O curso não é uma aula convencional voltada para um público cuja faixa etária é
próxima e dividida por séries, na verdade uma das características da turma era a diversidade,
sendo formada por pessoas de diferentes idades, formações, ofícios e interesses. Também não
se encontra no espaço tradicional da escola, mas ainda trata-se do Ensino de História. As
discussões ali desenvolvidas se pautam no estudo da História e de que forma as diversas
manifestações artísticas representam a sociedade, cultura e política dos períodos abordados.
Ensino de História: O espaço da ação docente
Antes de prosseguir com a discussão em torno dos saberes docentes nas aulas do
professor Carlos, é necessário atentar e explicitar o que estamos entendendo por espaço da
ação docente ao nos referirmos ao Ensino de História, e para isso recorremos à distinção que
Michel de Certeau (1994) propôs entre espaço e lugar.
Um lugar está associado à ideia de estabilidade e imobilidade parcial, ou seja, é a
posição ocupada por elementos numa relação de coexistência, daí a máxima de que dois
objetos não ocupam o mesmo lugar. “Um lugar é portanto uma configuração instantânea de
posições” (CERTEAU, 1994: 201), em que os elementos situam-se posicionados ao lado uns
dos outros, cada qual definido pelo lugar específico que ocupa.
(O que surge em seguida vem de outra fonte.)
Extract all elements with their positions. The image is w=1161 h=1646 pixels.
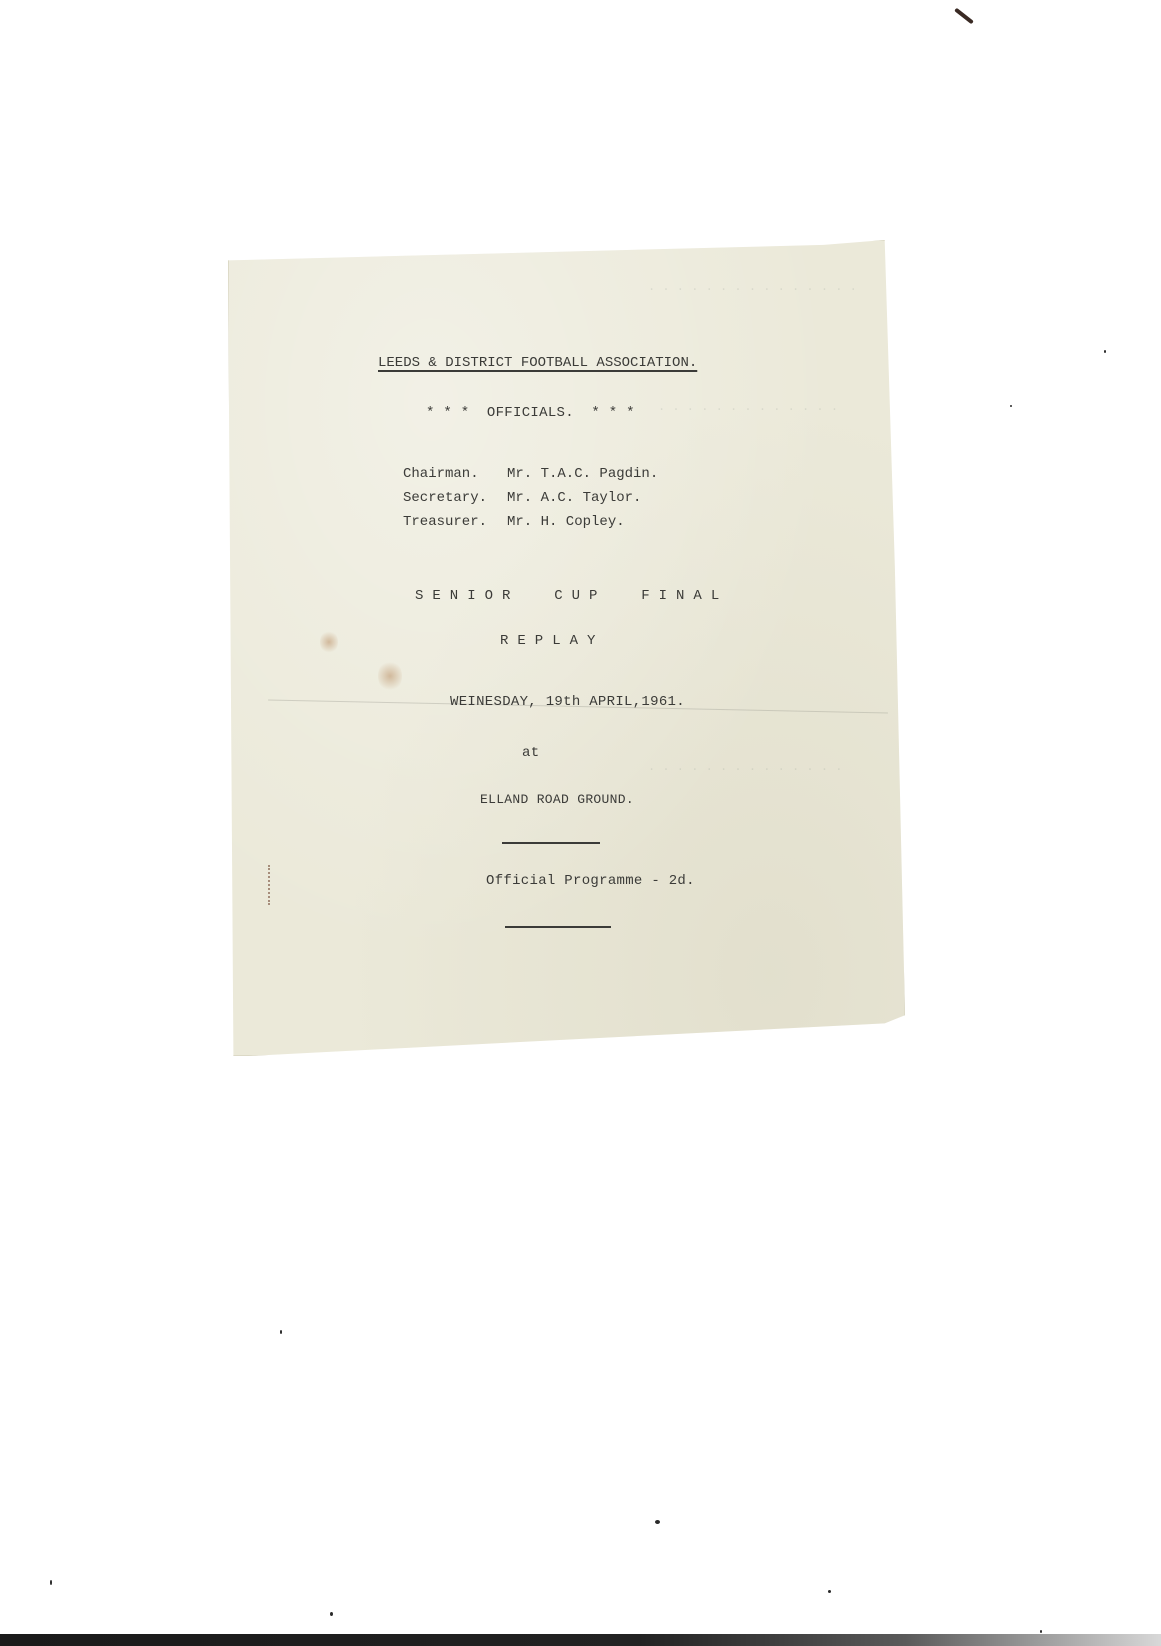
official-role: Treasurer. — [403, 514, 507, 530]
show-through-text: . . . . . . . . . . . . . — [658, 400, 838, 414]
programme-sheet: . . . . . . . . . . . . . . . . . . . . … — [228, 240, 905, 1056]
event-title: SENIOR CUP FINAL — [415, 588, 728, 604]
official-name: Mr. H. Copley. — [507, 514, 625, 530]
divider-rule — [505, 926, 611, 928]
stain-mark — [320, 630, 338, 654]
show-through-text: . . . . . . . . . . . . . . — [648, 760, 842, 774]
association-heading: LEEDS & DISTRICT FOOTBALL ASSOCIATION. — [378, 355, 697, 371]
event-subtitle: REPLAY — [500, 633, 604, 649]
officials-list: Chairman. Mr. T.A.C. Pagdin. Secretary. … — [403, 462, 658, 534]
scan-speck — [1104, 350, 1106, 353]
programme-price: Official Programme - 2d. — [486, 873, 695, 889]
official-role: Chairman. — [403, 466, 507, 482]
scan-speck — [50, 1580, 52, 1585]
event-venue: ELLAND ROAD GROUND. — [480, 792, 634, 807]
scanner-edge-bar — [0, 1634, 1161, 1646]
staple-marks — [268, 865, 273, 905]
scan-speck — [655, 1520, 660, 1524]
divider-rule — [502, 842, 600, 844]
official-name: Mr. T.A.C. Pagdin. — [507, 466, 658, 482]
official-row-chairman: Chairman. Mr. T.A.C. Pagdin. — [403, 462, 658, 486]
scan-speck — [1040, 1630, 1042, 1633]
official-row-treasurer: Treasurer. Mr. H. Copley. — [403, 510, 658, 534]
scan-speck — [1010, 405, 1012, 407]
at-label: at — [522, 745, 539, 761]
scan-speck — [280, 1330, 282, 1334]
officials-title: * * * OFFICIALS. * * * — [426, 405, 635, 421]
official-role: Secretary. — [403, 490, 507, 506]
show-through-text: . . . . . . . . . . . . . . . — [648, 280, 857, 294]
event-date: WEINESDAY, 19th APRIL,1961. — [450, 694, 685, 710]
official-name: Mr. A.C. Taylor. — [507, 490, 641, 506]
scan-speck — [330, 1612, 333, 1616]
official-row-secretary: Secretary. Mr. A.C. Taylor. — [403, 486, 658, 510]
scan-speck — [828, 1590, 831, 1593]
stain-mark — [378, 660, 402, 692]
scan-scratch-mark — [954, 8, 974, 25]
Diferentemente do lugar, os espaços são configurados “pelas ações de sujeitos
históricos (parece que um movimento sempre condiciona a produção de um espaço e o
associa a uma história)” (CERTEAU, 1994: 203). O espaço é relacionado ao tempo, direção e
velocidade, sendo caracterizado assim, por uma movimentação que se desdobra por operações
que o temporalizam e circunstanciam, e não por uma estabilidade.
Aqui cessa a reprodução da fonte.